Often sharkfinning or fishing bans are symbolic gestures, but not cost-effective endeavors in terms of actually enforcing them, and thus, they are meaningless. Patrolling thousands of nautical miles, effectively inspecting every boat and log book, and prosecuting offenders means hundreds of thousands if not millions of US dollars a year.
Many economically strained countries do not realize the value the sharks in the water play to their overarching country’s economics. This may require industrialized nations to step in and assist with the funding of these efforts.
Given the stakes, many governmental officials may also lack the political will to enforce their legislation. Bribery and corruption are common – ensuring wealthy middle-men can continue acquiring their valuable fins – for trade in other countries. In South Africa recently, a seized shipment of 4 tons of shark fins was sold back to the commercial fishery the fins were seized from.

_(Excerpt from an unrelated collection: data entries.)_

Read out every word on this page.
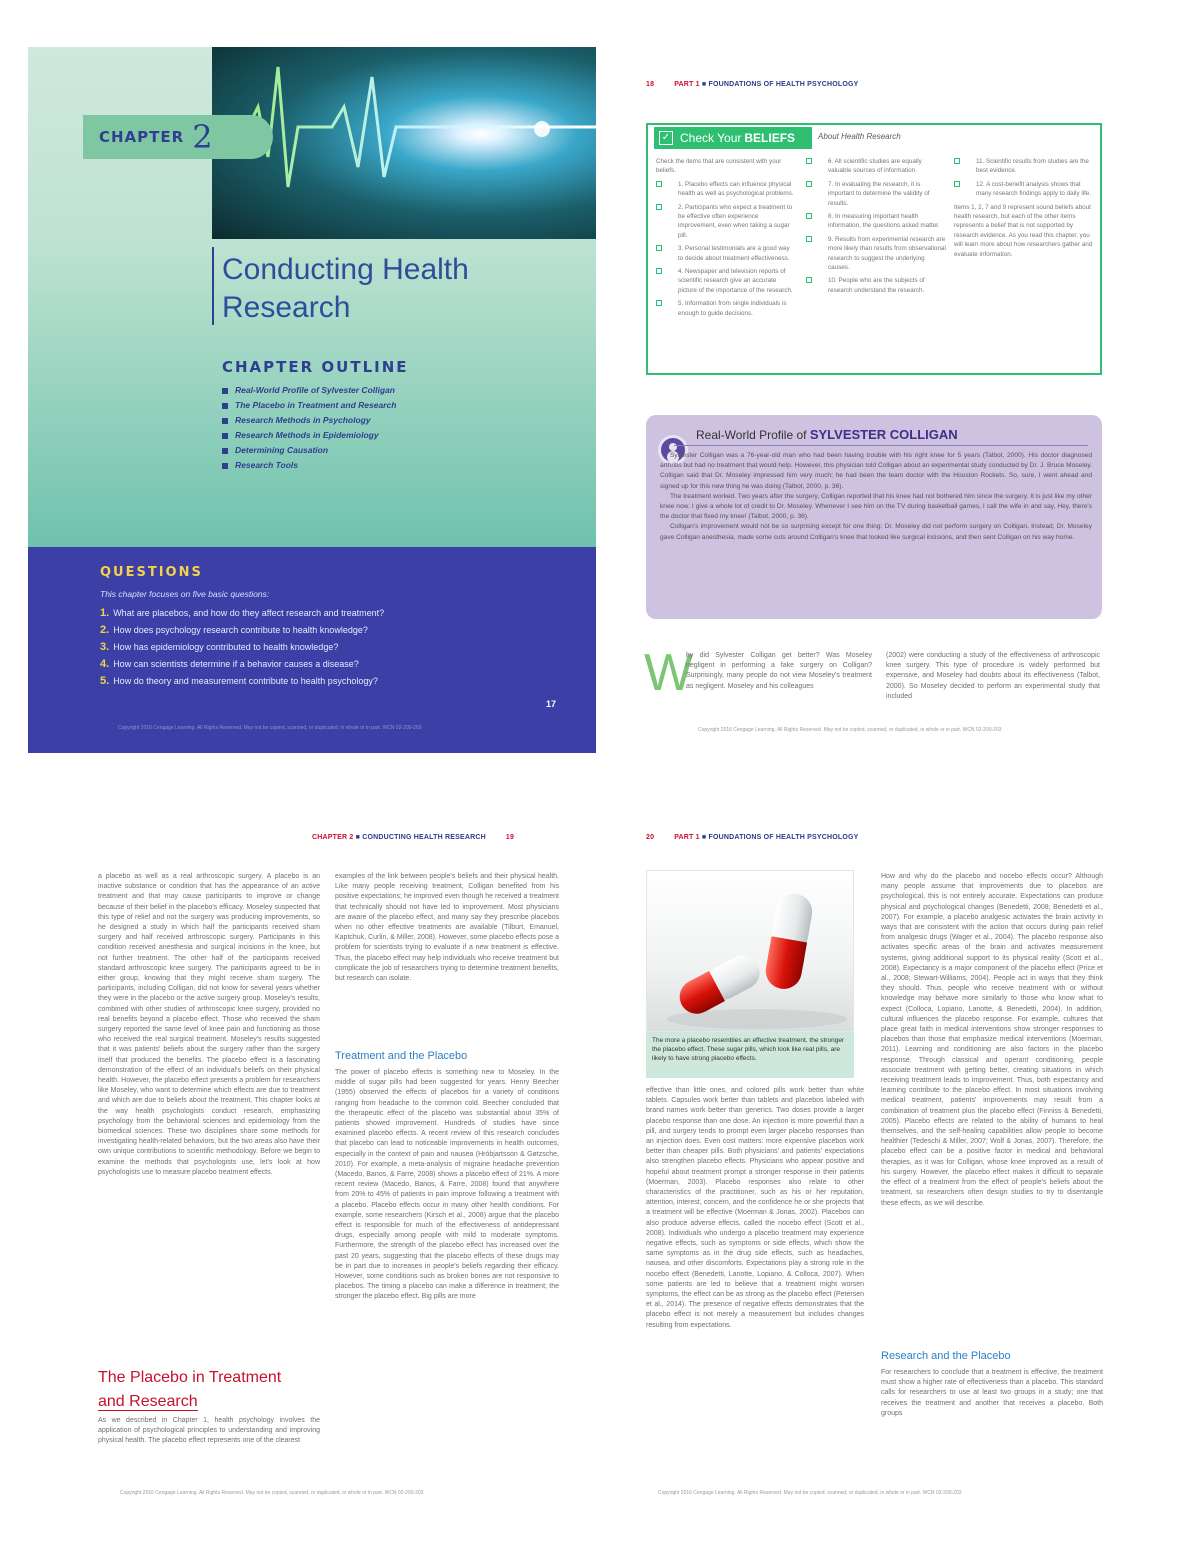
CHAPTER 2
Conducting Health
Research
CHAPTER OUTLINE
Real-World Profile of Sylvester Colligan
The Placebo in Treatment and Research
Research Methods in Psychology
Research Methods in Epidemiology
Determining Causation
Research Tools
QUESTIONS
This chapter focuses on five basic questions:
1. What are placebos, and how do they affect research and treatment?
2. How does psychology research contribute to health knowledge?
3. How has epidemiology contributed to health knowledge?
4. How can scientists determine if a behavior causes a disease?
5. How do theory and measurement contribute to health psychology?
17
Copyright 2016 Cengage Learning. All Rights Reserved. May not be copied, scanned, or duplicated, in whole or in part. WCN 02-200-203
18	PART 1 ■ FOUNDATIONS OF HEALTH PSYCHOLOGY
✓ Check Your BELIEFS	About Health Research
Check the items that are consistent with your beliefs.
1. Placebo effects can influence physical health as well as psychological problems.
2. Participants who expect a treatment to be effective often experience improvement, even when taking a sugar pill.
3. Personal testimonials are a good way to decide about treatment effectiveness.
4. Newspaper and television reports of scientific research give an accurate picture of the importance of the research.
5. Information from single individuals is enough to guide decisions.
6. All scientific studies are equally valuable sources of information.
7. In evaluating the research, it is important to determine the validity of results.
8. In measuring important health information, the questions asked matter.
9. Results from experimental research are more likely than results from observational research to suggest the underlying causes.
10. People who are the subjects of research understand the research.
11. Scientific results from studies are the best evidence.
12. A cost-benefit analysis shows that many research findings apply to daily life.
Items 1, 2, 7 and 9 represent sound beliefs about health research, but each of the other items represents a belief that is not supported by research evidence. As you read this chapter, you will learn more about how researchers gather and evaluate information.
Real-World Profile of SYLVESTER COLLIGAN

Sylvester Colligan was a 76-year-old man who had been having trouble with his right knee for 5 years (Talbot, 2000). His doctor diagnosed arthritis but had no treatment that would help. However, this physician told Colligan about an experimental study conducted by Dr. J. Bruce Moseley. Colligan said that Dr. Moseley impressed him very much; he had been the team doctor with the Houston Rockets. So, sure, I went ahead and signed up for this new thing he was doing (Talbot, 2000, p. 36).

The treatment worked. Two years after the surgery, Colligan reported that his knee had not bothered him since the surgery. It is just like my other knee now. I give a whole lot of credit to Dr. Moseley. Whenever I see him on the TV during basketball games, I call the wife in and say, Hey, there's the doctor that fixed my knee! (Talbot, 2000, p. 36).

Colligan's improvement would not be so surprising except for one thing: Dr. Moseley did not perform surgery on Colligan. Instead, Dr. Moseley gave Colligan anesthesia, made some cuts around Colligan's knee that looked like surgical incisions, and then sent Colligan on his way home.

W
hy did Sylvester Colligan get better? Was Moseley negligent in performing a fake surgery on Colligan? Surprisingly, many people do not view Moseley's treatment as negligent. Moseley and his colleagues
(2002) were conducting a study of the effectiveness of arthroscopic knee surgery. This type of procedure is widely performed but expensive, and Moseley had doubts about its effectiveness (Talbot, 2000). So Moseley decided to perform an experimental study that included
Copyright 2016 Cengage Learning. All Rights Reserved. May not be copied, scanned, or duplicated, in whole or in part. WCN 02-200-203
CHAPTER 2 ■ CONDUCTING HEALTH RESEARCH	19
a placebo as well as a real arthroscopic surgery. A placebo is an inactive substance or condition that has the appearance of an active treatment and that may cause participants to improve or change because of their belief in the placebo's efficacy. Moseley suspected that this type of relief and not the surgery was producing improvements, so he designed a study in which half the participants received sham surgery and half received arthroscopic surgery. Participants in this condition received anesthesia and surgical incisions in the knee, but not further treatment. The other half of the participants received standard arthroscopic knee surgery. The participants agreed to be in either group, knowing that they might receive sham surgery. The participants, including Colligan, did not know for several years whether they were in the placebo or the active surgery group. Moseley's results, combined with other studies of arthroscopic knee surgery, provided no real benefits beyond a placebo effect. Those who received the sham surgery reported the same level of knee pain and functioning as those who received the real surgical treatment. Moseley's results suggested that it was patients' beliefs about the surgery rather than the surgery itself that produced the benefits. The placebo effect is a fascinating demonstration of the effect of an individual's beliefs on their physical health. However, the placebo effect presents a problem for researchers like Moseley, who want to determine which effects are due to treatment and which are due to beliefs about the treatment. This chapter looks at the way health psychologists conduct research, emphasizing psychology from the behavioral sciences and epidemiology from the biomedical sciences. These two disciplines share some methods for investigating health-related behaviors, but the two areas also have their own unique contributions to scientific methodology. Before we begin to examine the methods that psychologists use, let's look at how psychologists use to measure placebo treatment effects.
The Placebo in Treatment
and Research
As we described in Chapter 1, health psychology involves the application of psychological principles to understanding and improving physical health. The placebo effect represents one of the clearest
examples of the link between people's beliefs and their physical health. Like many people receiving treatment, Colligan benefited from his positive expectations; he improved even though he received a treatment that technically should not have led to improvement. Most physicians are aware of the placebo effect, and many say they prescribe placebos when no other effective treatments are available (Tilburt, Emanuel, Kaptchuk, Curlin, & Miller, 2008). However, some placebo effects pose a problem for scientists trying to evaluate if a new treatment is effective. Thus, the placebo effect may help individuals who receive treatment but complicate the job of researchers trying to determine treatment benefits, but research can isolate.
Treatment and the Placebo
The power of placebo effects is something new to Moseley. In the middle of sugar pills had been suggested for years. Henry Beecher (1955) observed the effects of placebos for a variety of conditions ranging from headache to the common cold. Beecher concluded that the therapeutic effect of the placebo was substantial about 35% of patients showed improvement. Hundreds of studies have since examined placebo effects. A recent review of this research concludes that placebo can lead to noticeable improvements in health outcomes, especially in the context of pain and nausea (Hróbjartsson & Gøtzsche, 2010). For example, a meta-analysis of migraine headache prevention (Macedo, Banos, & Farre, 2008) shows a placebo effect of 21%. A more recent review (Macedo, Banos, & Farre, 2008) found that anywhere from 20% to 45% of patients in pain improve following a treatment with a placebo. Placebo effects occur in many other health conditions. For example, some researchers (Kirsch et al., 2008) argue that the placebo effect is responsible for much of the effectiveness of antidepressant drugs, especially among people with mild to moderate symptoms. Furthermore, the strength of the placebo effect has increased over the past 20 years, suggesting that the placebo effects of these drugs may be in part due to increases in people's beliefs regarding their efficacy. However, some conditions such as broken bones are not responsive to placebos. The timing a placebo can make a difference in treatment; the stronger the placebo effect. Big pills are more
Copyright 2016 Cengage Learning. All Rights Reserved. May not be copied, scanned, or duplicated, in whole or in part. WCN 02-200-203
20	PART 1 ■ FOUNDATIONS OF HEALTH PSYCHOLOGY
The more a placebo resembles an effective treatment, the stronger the placebo effect. These sugar pills, which look like real pills, are likely to have strong placebo effects.
effective than little ones, and colored pills work better than white tablets. Capsules work better than tablets and placebos labeled with brand names work better than generics. Two doses provide a larger placebo response than one dose. An injection is more powerful than a pill, and surgery tends to prompt even larger placebo responses than an injection does. Even cost matters: more expensive placebos work better than cheaper pills. Both physicians' and patients' expectations also strengthen placebo effects. Physicians who appear positive and hopeful about treatment prompt a stronger response in their patients (Moerman, 2003). Placebo responses also relate to other characteristics of the practitioner, such as his or her reputation, attention, interest, concern, and the confidence he or she projects that a treatment will be effective (Moerman & Jonas, 2002). Placebos can also produce adverse effects, called the nocebo effect (Scott et al., 2008). Individuals who undergo a placebo treatment may experience negative effects, such as symptoms or side effects, which show the same symptoms as in the drug side effects, such as headaches, nausea, and other discomforts. Expectations play a strong role in the nocebo effect (Benedetti, Lanotte, Lopiano, & Colloca, 2007). When some patients are led to believe that a treatment might worsen symptoms, the effect can be as strong as the placebo effect (Petersen et al., 2014). The presence of negative effects demonstrates that the placebo effect is not merely a measurement but includes changes resulting from expectations.
How and why do the placebo and nocebo effects occur? Although many people assume that improvements due to placebos are psychological, this is not entirely accurate. Expectations can produce physical and psychological changes (Benedetti, 2008; Benedetti et al., 2007). For example, a placebo analgesic activates the brain activity in ways that are consistent with the action that occurs during pain relief from analgesic drugs (Wager et al., 2004). The placebo response also activates specific areas of the brain and activates measurement systems, giving additional support to its physical reality (Scott et al., 2008). Expectancy is a major component of the placebo effect (Price et al., 2008; Stewart-Williams, 2004). People act in ways that they think they should. Thus, people who receive treatment with or without knowledge may behave more similarly to those who know what to expect (Colloca, Lopiano, Lanotte, & Benedetti, 2004). In addition, cultural influences the placebo response. For example, cultures that place great faith in medical interventions show stronger responses to placebos than those that emphasize medical interventions (Moerman, 2011). Learning and conditioning are also factors in the placebo response. Through classical and operant conditioning, people associate treatment with getting better, creating situations in which receiving treatment leads to improvement. Thus, both expectancy and learning contribute to the placebo effect. In most situations involving medical treatment, patients' improvements may result from a combination of treatment plus the placebo effect (Finniss & Benedetti, 2005). Placebo effects are related to the ability of humans to heal themselves, and the self-healing capabilities allow people to become healthier (Tedeschi & Miller, 2007; Wolf & Jonas, 2007). Therefore, the placebo effect can be a positive factor in medical and behavioral therapies, as it was for Colligan, whose knee improved as a result of his surgery. However, the placebo effect makes it difficult to separate the effect of a treatment from the effect of people's beliefs about the treatment, so researchers often design studies to try to disentangle these effects, as we will describe.
Research and the Placebo
For researchers to conclude that a treatment is effective, the treatment must show a higher rate of effectiveness than a placebo. This standard calls for researchers to use at least two groups in a study; one that receives the treatment and another that receives a placebo. Both groups
Copyright 2016 Cengage Learning. All Rights Reserved. May not be copied, scanned, or duplicated, in whole or in part. WCN 02-200-203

The practice isn’t limited to members of the “shark fin mafia”. Governments of one country often put pressure on governments of others (whose waters have healthy shark populations) through under-the-table deals and large-scale investment. For instance, it is widely known the Costa Rican government accepted millions of dollars in infrastructure investments from Taiwan in return for the establishment of the “shark fin highway” – a series of private docks in Punteranas, allowing illegal shark fins to freely pass through by the hundreds of thousands.
Effectively enforcing bans also presents problems due to the black markets and the ease of smuggling fins, due to their size. Fins move out of the Galapagos easily – in suitcases. Most significantly, any regional or wide-scale regulation on the oceans is inherently difficult to enforce because it is nearly impossible to patrol the open sea.
Currently, Great White Sharks, Whale Sharks and Basking Sharks are the only sharks to have been listed on CITES Appendices. Even CITES only restricts “trade” in these shark species, not hunting or killing them. Worse yet, there is no international body to enforce this legislation.
Although only three species of shark that are protected from international trade out of over 500 are protected, this is not an indication of which species deserve to be protected, but rather a reflection of the inadequate methods we currently have of providing worldwide protection to endangered species.
Poor public image already threatens existing conservation measures like in South Africa where white sharks are protected, but if there is an attack, people threaten that protection by calling for them to be killed. This stems from an irrational fear and perceived ‘problem’ generated by the media.
A handful of shark species are protected, typically regionally, in small reserves. Even these sharks are the targets of illegal fishing. And legal shark fishing continues throughout the world – even in places like the Great Barrier Reef.